Cuando los Ene salen al cubo hacen ejercicio.
Con lluvia o con sol. Formando filas de a cuatro.
Abdominales, estiramientos, torsiones, flexiones, saltos. Todos llevan pantalones iguales, azules, y están con el torso desnudo, haga frío o calor, para que se vean los tatuajes. Imposible saber quién da las órdenes. Sin embargo, cuando corren en círculos concéntricos, todos van a la misma velocidad, y, cuando llega el momento de cambiar el sentido de la marcha, todos lo hacen instantáneamente como si los acometiera un golpe de viento.
En cambio, cuando acaban los ejercicios empieza el caos. Todos se persiguen, se gritan, juegan a pegarse, ríen. Escuchan música. Hacen un montón de gestos superfluos. Porque los Ene son jóvenes.

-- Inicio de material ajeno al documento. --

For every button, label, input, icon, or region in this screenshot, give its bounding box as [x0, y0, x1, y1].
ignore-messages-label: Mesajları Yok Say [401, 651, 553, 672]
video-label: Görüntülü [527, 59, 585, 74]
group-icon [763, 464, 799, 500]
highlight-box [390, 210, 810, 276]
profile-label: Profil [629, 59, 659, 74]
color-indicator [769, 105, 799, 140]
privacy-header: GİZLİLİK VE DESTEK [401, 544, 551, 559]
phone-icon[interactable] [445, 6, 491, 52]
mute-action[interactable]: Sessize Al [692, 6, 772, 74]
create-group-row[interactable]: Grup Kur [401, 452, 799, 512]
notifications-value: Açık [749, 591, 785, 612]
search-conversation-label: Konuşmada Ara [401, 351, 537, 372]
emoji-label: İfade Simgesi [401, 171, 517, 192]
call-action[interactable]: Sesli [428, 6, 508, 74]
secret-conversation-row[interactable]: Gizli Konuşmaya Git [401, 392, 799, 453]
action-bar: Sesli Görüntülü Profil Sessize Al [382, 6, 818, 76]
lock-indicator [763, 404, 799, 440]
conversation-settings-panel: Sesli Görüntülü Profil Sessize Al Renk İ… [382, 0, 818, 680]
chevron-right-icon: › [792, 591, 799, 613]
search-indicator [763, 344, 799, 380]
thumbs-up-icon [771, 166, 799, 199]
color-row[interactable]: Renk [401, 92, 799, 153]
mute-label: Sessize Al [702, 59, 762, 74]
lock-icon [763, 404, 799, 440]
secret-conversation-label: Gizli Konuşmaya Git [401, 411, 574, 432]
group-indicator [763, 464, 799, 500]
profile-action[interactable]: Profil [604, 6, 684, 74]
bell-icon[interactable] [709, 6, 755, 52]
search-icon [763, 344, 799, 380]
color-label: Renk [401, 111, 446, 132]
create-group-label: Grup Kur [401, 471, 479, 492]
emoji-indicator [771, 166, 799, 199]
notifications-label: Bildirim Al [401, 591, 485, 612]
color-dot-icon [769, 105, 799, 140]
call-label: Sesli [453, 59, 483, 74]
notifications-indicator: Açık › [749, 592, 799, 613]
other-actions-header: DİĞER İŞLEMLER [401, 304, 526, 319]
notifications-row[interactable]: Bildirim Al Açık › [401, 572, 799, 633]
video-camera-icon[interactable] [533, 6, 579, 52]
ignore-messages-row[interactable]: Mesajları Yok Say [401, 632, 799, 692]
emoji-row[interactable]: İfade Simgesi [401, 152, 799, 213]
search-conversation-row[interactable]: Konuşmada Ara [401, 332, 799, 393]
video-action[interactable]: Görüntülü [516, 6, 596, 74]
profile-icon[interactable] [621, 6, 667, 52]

Cuando llega el verano, y aquí el verano llega de repente, como un registro, la mitad de ellos se tumba en el suelo a tomar el sol. El resto se dedica a pegar patadas a un balón y pisotea a los que toman el sol. Disparan contra una única portería, contra el muro. Todos persiguen la pelota, nadie espera. Muchos tatuajes están torcidos: el agua sale de una jarra de la Templanza, se hunde en una cicatriz y resurge dos centímetros más a la derecha. Porque los médicos, cuando deben coserlos, lo hacen con miedo, y raramente se fijan en la derechura de los tatuajes.
Los Ene son bajos, más bajos, por término medio, que nosotros. Algunos tienen orejas de soplillo, parecen niños, y si intentan dejarse bigote parecen todavía más niños. Niños furiosos.
Hay extranjeros, otros extranjeros, que se hacen cortes solos, un día sí y otro también, para inspirar lástima. Los Ene tienen pocos cortes, tremendos, hechos por enemigos. Cuanto más torcidos están los tatuajes, más orgullosos se sienten.
Quien dice que hay muchos tipos de extranjeros y que las diferencias residen en lo que comen o en la forma en que rezan, no sabe de lo que habla. Lo único importante es que los hay organizados y desorganizados. Y los organizados mandan.
Toro ha prohibido la carrera. El cubo es demasiado pequeño, dice.
Cuando la planta de Toro sale al cubo, todo el ruido llega de las ventanas de los que se han quedado arriba, abiertas también en invierno. Desde allí se filtran canciones, películas, cantan, y resulta imposible distinguir las palabras porque retumban, como en el tambor de una lavadora. O en los oídos de un sordo.